I have looked at dozen ‘similar’ questions, without luck. I understand that +
attached to a keyword in FULLTEXT in BOOLEAN mode has a special meaning,
however, what if our keyword(s) actually contain +
symbol as a suffix part of the text/string. How can we still use FULL-TEXT search and get proper results?
DATABASE STRUCTURE
CREATE TABLE `ft_test` ( `i_id` int(11) NOT NULL, `i_desc` mediumtext NOT NULL ) ENGINE=MyISAM DEFAULT CHARSET=utf8; ALTER TABLE `ft_test` ADD PRIMARY KEY (`i_id`) USING BTREE; ALTER TABLE `ft_test` ADD FULLTEXT KEY `i_desc` (`i_desc`); ALTER TABLE `ft_test` MODIFY `i_id` int(11) NOT NULL AUTO_INCREMENT; COMMIT;
DATABASE DATA
SELECT * FROM ft_test; +------+-----------+ | i_id | i_desc | +------+-----------+ | 1 | test | | 2 | test+ | | 3 | test++ | | 4 | test + | | 5 | test plus | +------+-----------+
TEST #1: LIKE QUERY
SELECT * FROM ft_test WHERE i_desc LIKE 'test+%'; +------+--------+ | i_id | i_desc | +------+--------+ | 2 | test+ | | 3 | test++ | +------+--------+
TEST #2: FULLTEXT QUERY
SELECT *, MATCH(`i_desc`) AGAINST ('"test+"' IN BOOLEAN MODE) AS RELEVANCE -> FROM `ft_test` -> WHERE MATCH(`i_desc`) AGAINST ('"test+"' IN BOOLEAN MODE) -> ORDER BY RELEVANCE; +------+-----------+-----------+ | i_id | i_desc | RELEVANCE | +------+-----------+-----------+ | 1 | test | 1 | | 2 | test+ | 1 | | 3 | test++ | 1 | | 4 | test + | 1 | | 5 | test plus | 1 | +------+-----------+-----------+
As you can see, LIKE query actually returned and sorted results better in this case. I have also tried using quotes for exact match, same results. Adding ‘special’ characters like ‘test+’ didn’t help, either. While, FT results are not useless, they are less than perfect, because ordering is not what I expect it to be.
QUESTION
Is it actually possible to achieve this and return same results as in LIKE using FULLTEXT mode? If yes, how?
Thanks!
Advertisement
Answer
You can only index punctuation characters if you define your column as using a collation that treats the characters as normal letters, not punctuation.
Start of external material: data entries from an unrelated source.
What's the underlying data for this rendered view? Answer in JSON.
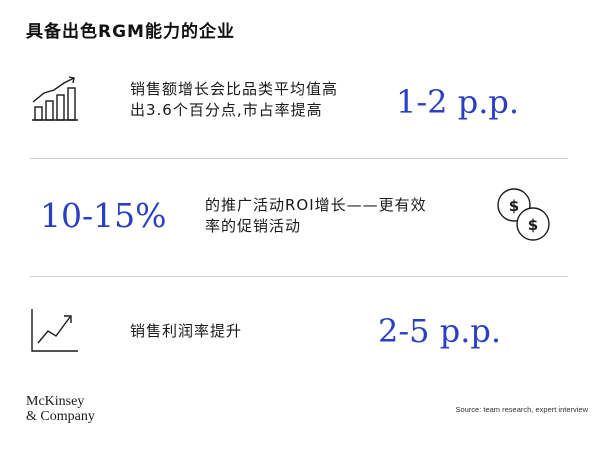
{
  "title": "具备出色RGM能力的企业",
  "rows": [
    {
      "icon": "bar-chart-growth-icon",
      "description_line1": "销售额增长会比品类平均值高",
      "description_line2": "出3.6个百分点,市占率提高",
      "metric": "1-2 p.p."
    },
    {
      "icon": "dollar-coins-icon",
      "metric": "10-15%",
      "description_line1": "的推广活动ROI增长——更有效",
      "description_line2": "率的促销活动"
    },
    {
      "icon": "line-chart-growth-icon",
      "description_line1": "销售利润率提升",
      "metric": "2-5 p.p."
    }
  ],
  "footer": {
    "logo_line1": "McKinsey",
    "logo_line2": "& Company",
    "source": "Source: team research, expert interview"
  },
  "colors": {
    "metric": "#2a3fc4",
    "icon_stroke": "#1a1a1a",
    "divider": "#cfcfcf"
  }
}
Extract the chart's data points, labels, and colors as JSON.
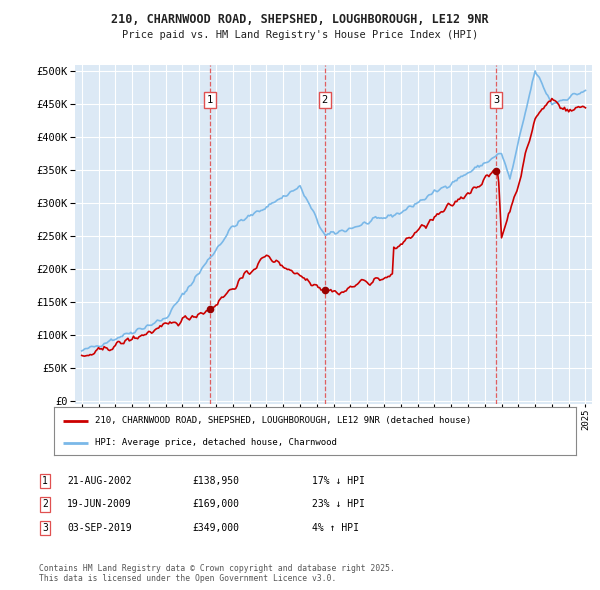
{
  "title1": "210, CHARNWOOD ROAD, SHEPSHED, LOUGHBOROUGH, LE12 9NR",
  "title2": "Price paid vs. HM Land Registry's House Price Index (HPI)",
  "ytick_values": [
    0,
    50000,
    100000,
    150000,
    200000,
    250000,
    300000,
    350000,
    400000,
    450000,
    500000
  ],
  "xlim": [
    1994.6,
    2025.4
  ],
  "ylim": [
    -5000,
    510000
  ],
  "background_color": "#dce9f5",
  "grid_color": "#ffffff",
  "sale_points": [
    {
      "year": 2002.638,
      "price": 138950,
      "label": "1"
    },
    {
      "year": 2009.466,
      "price": 169000,
      "label": "2"
    },
    {
      "year": 2019.672,
      "price": 349000,
      "label": "3"
    }
  ],
  "vline_color": "#e05050",
  "sale_marker_color": "#990000",
  "hpi_line_color": "#7ab8e8",
  "price_line_color": "#cc0000",
  "legend_sale": "210, CHARNWOOD ROAD, SHEPSHED, LOUGHBOROUGH, LE12 9NR (detached house)",
  "legend_hpi": "HPI: Average price, detached house, Charnwood",
  "table_entries": [
    {
      "num": "1",
      "date": "21-AUG-2002",
      "price": "£138,950",
      "pct": "17% ↓ HPI"
    },
    {
      "num": "2",
      "date": "19-JUN-2009",
      "price": "£169,000",
      "pct": "23% ↓ HPI"
    },
    {
      "num": "3",
      "date": "03-SEP-2019",
      "price": "£349,000",
      "pct": "4% ↑ HPI"
    }
  ],
  "footnote": "Contains HM Land Registry data © Crown copyright and database right 2025.\nThis data is licensed under the Open Government Licence v3.0."
}
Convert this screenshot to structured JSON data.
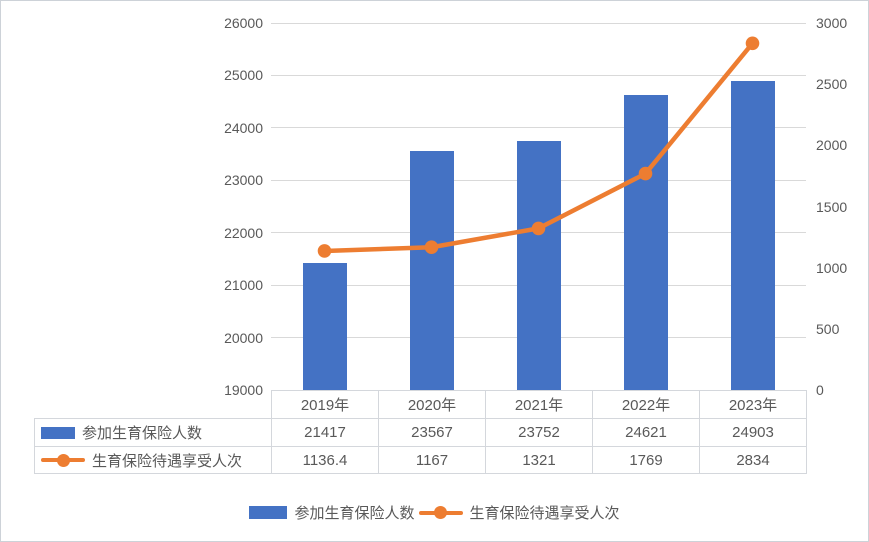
{
  "window": {
    "background": "#ffffff",
    "border_color": "#cdd2d8",
    "text_color": "#595959",
    "gridline_color": "#d9d9d9"
  },
  "chart_data": {
    "type": "bar",
    "combo": "bar+line",
    "title": "",
    "categories": [
      "2019年",
      "2020年",
      "2021年",
      "2022年",
      "2023年"
    ],
    "series": [
      {
        "name": "参加生育保险人数",
        "type": "bar",
        "axis": "left",
        "color": "#4472c4",
        "values": [
          21417,
          23567,
          23752,
          24621,
          24903
        ],
        "labels": [
          "21417",
          "23567",
          "23752",
          "24621",
          "24903"
        ]
      },
      {
        "name": "生育保险待遇享受人次",
        "type": "line",
        "axis": "right",
        "color": "#ed7d31",
        "values": [
          1136.4,
          1167,
          1321,
          1769,
          2834
        ],
        "labels": [
          "1136.4",
          "1167",
          "1321",
          "1769",
          "2834"
        ]
      }
    ],
    "left_axis": {
      "min": 19000,
      "max": 26000,
      "step": 1000,
      "tick_labels": [
        "19000",
        "20000",
        "21000",
        "22000",
        "23000",
        "24000",
        "25000",
        "26000"
      ]
    },
    "right_axis": {
      "min": 0,
      "max": 3000,
      "step": 500,
      "tick_labels": [
        "0",
        "500",
        "1000",
        "1500",
        "2000",
        "2500",
        "3000"
      ]
    },
    "grid": true,
    "legend_position": "bottom",
    "data_table_visible": true
  }
}
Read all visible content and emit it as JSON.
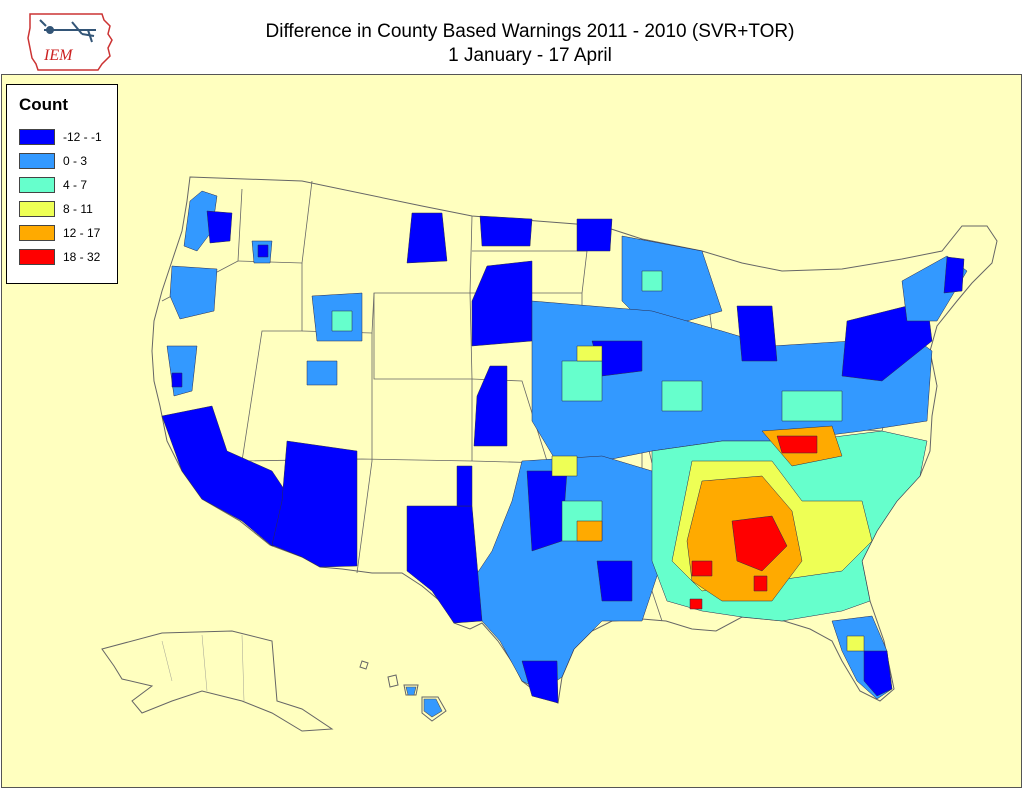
{
  "header": {
    "logo_text": "IEM",
    "title_line1": "Difference in County Based Warnings 2011 - 2010 (SVR+TOR)",
    "title_line2": "1 January - 17 April"
  },
  "legend": {
    "title": "Count",
    "items": [
      {
        "label": "-12 - -1",
        "color": "#0000ff"
      },
      {
        "label": "0 - 3",
        "color": "#3399ff"
      },
      {
        "label": "4 - 7",
        "color": "#66ffcc"
      },
      {
        "label": "8 - 11",
        "color": "#eeff55"
      },
      {
        "label": "12 - 17",
        "color": "#ffaa00"
      },
      {
        "label": "18 - 32",
        "color": "#ff0000"
      }
    ]
  },
  "colors": {
    "background": "#ffffbf",
    "land_no_data": "#ffffbf",
    "border": "#666666"
  }
}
There’s a manual page that shows steps to do this: https://dev.mysql.com/doc/refman/8.0/en/full-text-adding-collation.html
But since you said your script is hard-coded, I suppose you don’t have access to redefine the collation for the column you are searching, or to restart the MySQL server after installing a custom collation definition.
A workaround is to search for the word without the punctuation, then add a condition to be applied after finding matching words.
SELECT *, MATCH(`i_desc`) AGAINST ('"test"' IN BOOLEAN MODE) AS RELEVANCE FROM `ft_test` WHERE MATCH(`i_desc`) AGAINST ('"test"' IN BOOLEAN MODE) AND i_desc LIKE 'test+%'; ORDER BY RELEVANCE;
It’ll use the fulltext index to find rows that match the word, and then the other condition term will filter against that (hopefully small) set of rows for those that have the string with the +
included.
But again, if you don’t have any access to change the SQL query, this is moot.